The first script I wrote for the API was more of a practice run really, but the results turned out to be rather interesting. The goal was to count the number of games played in each skill level (Normal, High, and Very High, according to the client’s recent game search) on a given day.
The way I accomplished this was by running a search in a specific skill bracket over a narrow range of time, say an hour, to get the total number of matches that took place in that skill bracket. I then shifted the search parameters back an hour until I had repeated the same search for all 24 hours. Add together all the results and you have the number of games that took place in a day at that skill level.
One potential complication was that the API can only return a max of 500 results, so I knew that if I was ever getting 500 results I would be dropping matches. To avoid this I adjusted the range size by skill level. Very high worked fine with hour long searches. Normal required a new search for every 2 and a half minutes.
The other complication I discovered later is that Normal serves as a sort of catch-all bracket. It includes bot matches and all matches with less than 10 players, which I assume are matches with early abandons that don’t count for matchmaking stats. My original stats did not take this into account, but I’ve since then established rough estimates on the average proportion of real Normal matches to bot and abandon matches.
The original stats were:
- 103,799 – Normal
- 17,702 – High
- 3,652 – Very High
From my experience since then I estimate that 13% of Normal game returns are actually bot matches. Of the remaining 87%, around 2% are abandoned games. Adjusting the original results for this gives us:
- 88,499 – Normal (80.5%)
- 17,702 – High (16.1%)
- 3,652 – Very High (3.3%)
- 109,853 – Total
It’s important to keep in mind that this is a distribution of the games when what we really want is the distribution of the players. However, it’s likely that the player distribution is fairly close to the game distribution. There’s a couple of effects that might shift the game distribution away from the player distribution (differences in game frequency, group queues, and players near the border getting pulled up or down for matchmaking), but it’s unlikely that any of these add up to a swing larger than a percentage point or two.

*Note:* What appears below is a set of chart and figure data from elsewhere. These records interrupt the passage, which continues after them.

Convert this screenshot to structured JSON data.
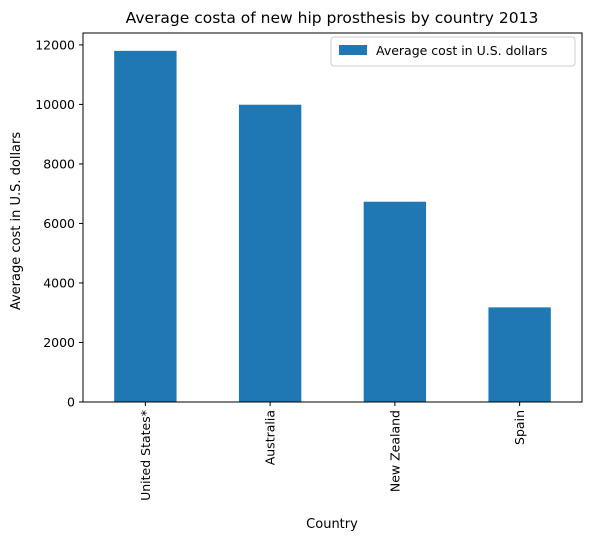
{
  "chart_data": {
    "type": "bar",
    "title": "Average costa of new hip prosthesis by country 2013",
    "xlabel": "Country",
    "ylabel": "Average cost in U.S. dollars",
    "categories": [
      "United States*",
      "Australia",
      "New Zealand",
      "Spain"
    ],
    "series": [
      {
        "name": "Average cost in U.S. dollars",
        "values": [
          11800,
          9990,
          6730,
          3180
        ],
        "color": "#1f77b4"
      }
    ],
    "ylim": [
      0,
      12400
    ],
    "yticks": [
      0,
      2000,
      4000,
      6000,
      8000,
      10000,
      12000
    ],
    "grid": false,
    "legend_position": "top-right"
  }
}
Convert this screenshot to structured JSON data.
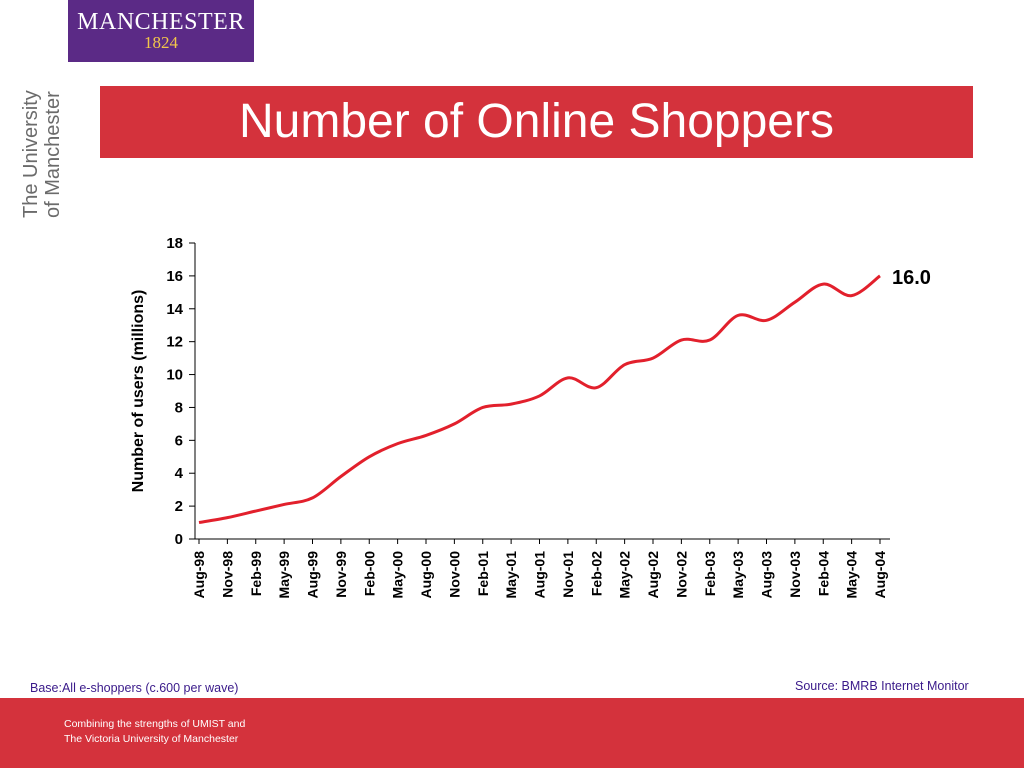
{
  "logo": {
    "name": "MANCHESTER",
    "year": "1824"
  },
  "university": {
    "line1": "The University",
    "line2": "of Manchester"
  },
  "slide_title": "Number of Online Shoppers",
  "notes": {
    "base": "Base:All e-shoppers (c.600 per wave)",
    "source": "Source: BMRB Internet Monitor"
  },
  "footer": {
    "line1": "Combining the strengths of UMIST and",
    "line2": "The Victoria University of Manchester"
  },
  "colors": {
    "brand_purple": "#5b2a86",
    "brand_red": "#d4323c",
    "series": "#e2202c"
  },
  "chart_data": {
    "type": "line",
    "title": "",
    "xlabel": "",
    "ylabel": "Number of users (millions)",
    "ylim": [
      0,
      18
    ],
    "yticks": [
      0,
      2,
      4,
      6,
      8,
      10,
      12,
      14,
      16,
      18
    ],
    "grid": false,
    "categories": [
      "Aug-98",
      "Nov-98",
      "Feb-99",
      "May-99",
      "Aug-99",
      "Nov-99",
      "Feb-00",
      "May-00",
      "Aug-00",
      "Nov-00",
      "Feb-01",
      "May-01",
      "Aug-01",
      "Nov-01",
      "Feb-02",
      "May-02",
      "Aug-02",
      "Nov-02",
      "Feb-03",
      "May-03",
      "Aug-03",
      "Nov-03",
      "Feb-04",
      "May-04",
      "Aug-04"
    ],
    "series": [
      {
        "name": "",
        "values": [
          1.0,
          1.3,
          1.7,
          2.1,
          2.5,
          3.8,
          5.0,
          5.8,
          6.3,
          7.0,
          8.0,
          8.2,
          8.7,
          9.8,
          9.2,
          10.6,
          11.0,
          12.1,
          12.1,
          13.6,
          13.3,
          14.4,
          15.5,
          14.8,
          16.0
        ]
      }
    ],
    "end_label": "16.0"
  }
}
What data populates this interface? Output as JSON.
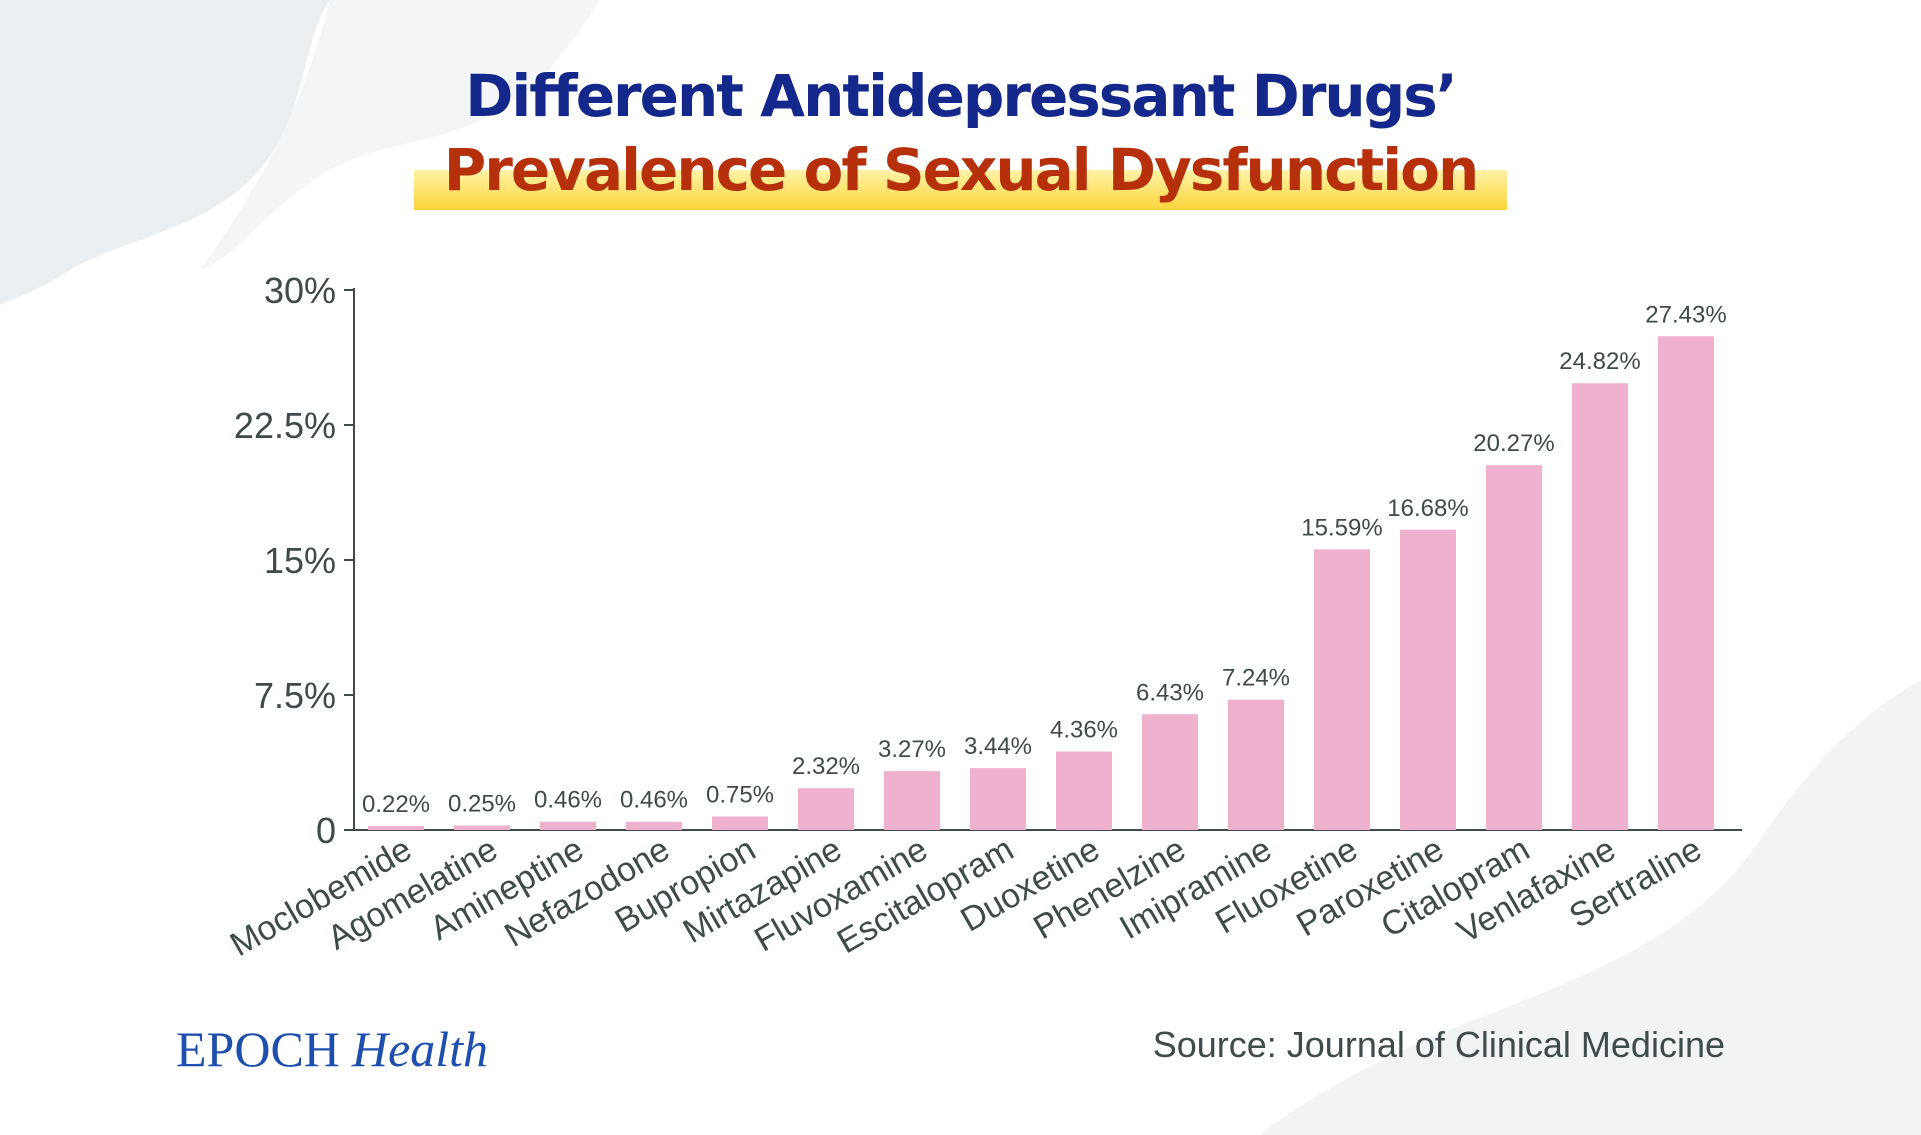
{
  "title": {
    "line1": "Different Antidepressant Drugs’",
    "line2": "Prevalence of Sexual Dysfunction"
  },
  "colors": {
    "title_line1": "#13288a",
    "title_line2": "#b5300b",
    "bar": "#f0b1cf",
    "axis": "#3f4a4a",
    "brand": "#1f4fae"
  },
  "chart_data": {
    "type": "bar",
    "title": "Different Antidepressant Drugs’ Prevalence of Sexual Dysfunction",
    "xlabel": "",
    "ylabel": "",
    "ylim": [
      0,
      30
    ],
    "y_ticks": [
      0,
      7.5,
      15,
      22.5,
      30
    ],
    "y_tick_labels": [
      "0",
      "7.5%",
      "15%",
      "22.5%",
      "30%"
    ],
    "categories": [
      "Moclobemide",
      "Agomelatine",
      "Amineptine",
      "Nefazodone",
      "Bupropion",
      "Mirtazapine",
      "Fluvoxamine",
      "Escitalopram",
      "Duoxetine",
      "Phenelzine",
      "Imipramine",
      "Fluoxetine",
      "Paroxetine",
      "Citalopram",
      "Venlafaxine",
      "Sertraline"
    ],
    "values": [
      0.22,
      0.25,
      0.46,
      0.46,
      0.75,
      2.32,
      3.27,
      3.44,
      4.36,
      6.43,
      7.24,
      15.59,
      16.68,
      20.27,
      24.82,
      27.43
    ],
    "value_labels": [
      "0.22%",
      "0.25%",
      "0.46%",
      "0.46%",
      "0.75%",
      "2.32%",
      "3.27%",
      "3.44%",
      "4.36%",
      "6.43%",
      "7.24%",
      "15.59%",
      "16.68%",
      "20.27%",
      "24.82%",
      "27.43%"
    ],
    "grid": false,
    "legend": "none"
  },
  "footer": {
    "brand_part1": "EPOCH",
    "brand_part2": "Health",
    "source": "Source: Journal of Clinical Medicine"
  }
}
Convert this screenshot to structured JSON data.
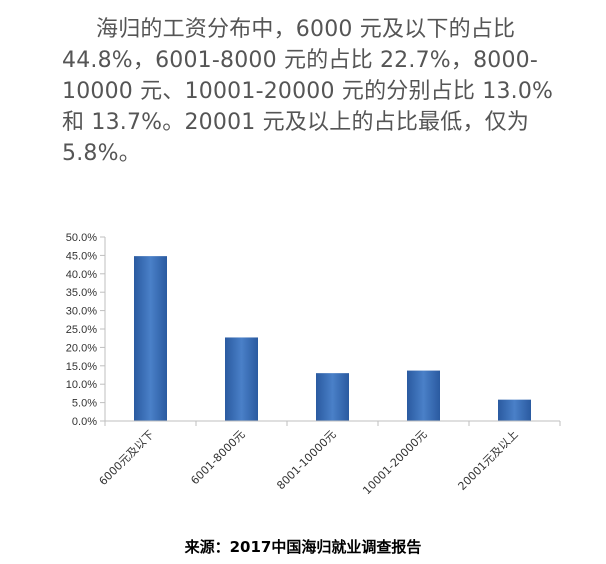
{
  "paragraph": {
    "lines": [
      "海归的工资分布中，6000 元及以下的占比",
      "44.8%，6001-8000 元的占比 22.7%，8000-",
      "10000 元、10001-20000 元的分别占比 13.0%",
      "和 13.7%。20001 元及以上的占比最低，仅为",
      "5.8%。"
    ]
  },
  "chart_data": {
    "type": "bar",
    "categories": [
      "6000元及以下",
      "6001-8000元",
      "8001-10000元",
      "10001-20000元",
      "20001元及以上"
    ],
    "values": [
      44.8,
      22.7,
      13.0,
      13.7,
      5.8
    ],
    "yticks": [
      "0.0%",
      "5.0%",
      "10.0%",
      "15.0%",
      "20.0%",
      "25.0%",
      "30.0%",
      "35.0%",
      "40.0%",
      "45.0%",
      "50.0%"
    ],
    "ylim": [
      0,
      50
    ],
    "title": "",
    "xlabel": "",
    "ylabel": "",
    "bar_color": "#3a6fb8",
    "grid": false,
    "legend": "none"
  },
  "source_text": "来源：2017中国海归就业调查报告"
}
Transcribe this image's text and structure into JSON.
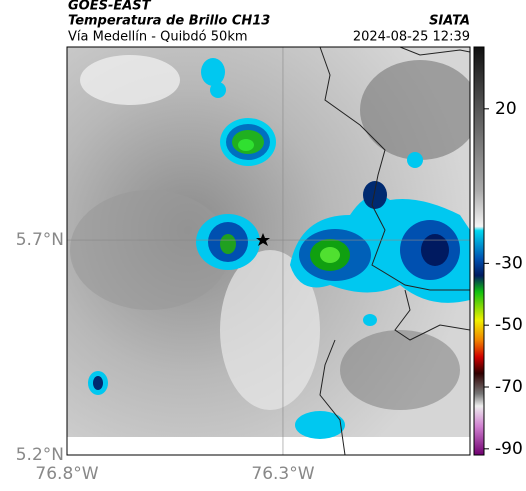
{
  "header": {
    "satellite": "GOES-EAST",
    "product": "Temperatura de Brillo CH13",
    "source": "SIATA",
    "route": "Vía Medellín - Quibdó 50km",
    "datetime": "2024-08-25 12:39"
  },
  "map": {
    "xlim": [
      -76.8,
      -75.867
    ],
    "ylim": [
      5.2,
      6.149
    ],
    "xticks": [
      {
        "value": -76.8,
        "label": "76.8°W"
      },
      {
        "value": -76.3,
        "label": "76.3°W"
      }
    ],
    "yticks": [
      {
        "value": 5.2,
        "label": "5.2°N"
      },
      {
        "value": 5.7,
        "label": "5.7°N"
      }
    ],
    "grid": true
  },
  "colorbar": {
    "range": [
      40,
      -92
    ],
    "ticks": [
      20,
      -30,
      -50,
      -70,
      -90
    ]
  }
}
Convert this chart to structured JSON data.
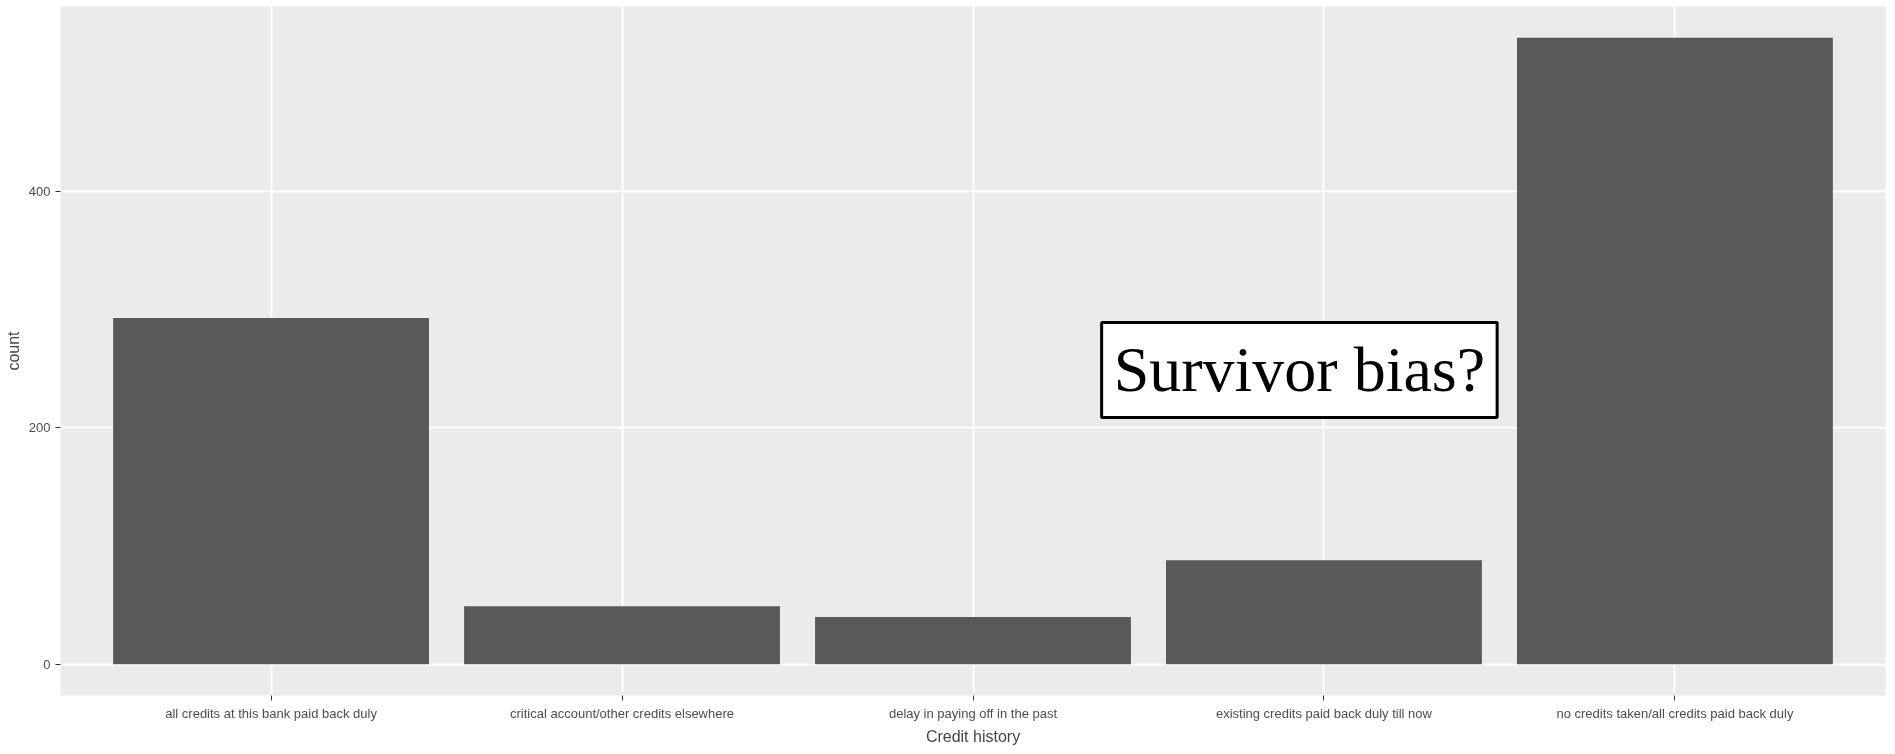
{
  "chart_data": {
    "type": "bar",
    "xlabel": "Credit history",
    "ylabel": "count",
    "categories": [
      "all credits at this bank paid back duly",
      "critical account/other credits elsewhere",
      "delay in paying off in the past",
      "existing credits paid back duly till now",
      "no credits taken/all credits paid back duly"
    ],
    "values": [
      293,
      49,
      40,
      88,
      530
    ],
    "color": "#595959",
    "ylim": [
      -26.5,
      556.5
    ],
    "yticks": [
      0,
      200,
      400
    ],
    "grid": true,
    "annotations": [
      "Survivor bias?"
    ]
  }
}
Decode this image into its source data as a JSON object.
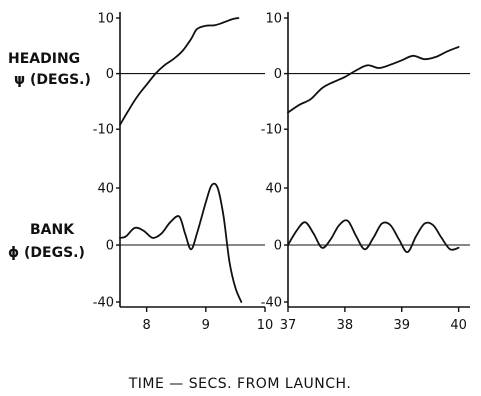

So based off this, here’s some wild speculation
1. The current Dota2 skill brackets are 80/16.5/3.5 because they feel like the kind of numbers a human might pick. This only reflects an approximate measure of the population percentages. That is to say ‘x’ was chosen as the minimum rating for Very High skill because 3.5% of players tend to be above that rating (assuming a period with no rating inflation).
2. The previous Dota2 skill brackets were likely either 33/33/33 or 30/40/30. This is why people who were formerly in the highest skill bracket because they were in the 70th through 80th percentiles can now be in the lowest.
3. If High is the top 20 percent of players, then solo queuing into high ranked games is comparable to somewhere around a 1350 rating in League of Legends, if Riot’s description of their rating system is to be trusted. Unfortunately I’ve been unable to find a similar statistic for HoN.
And finally, a caveat about these tests. I was unfortunately only able to run it once before the recent API bug made it impossible to check against other days. The day I chose for testing was the day after the release of Keeper of the Light, Nyx Assasin, and Visage, so the level of activity may have been unusually high. Hopefully once the International is over and the API changes come out I’ll be able to run it again to see if the results are consistent. In the future I’d also like to try to run the same test over multiple months to see if there’s any inflation or deflation in the number of high and very high skill games.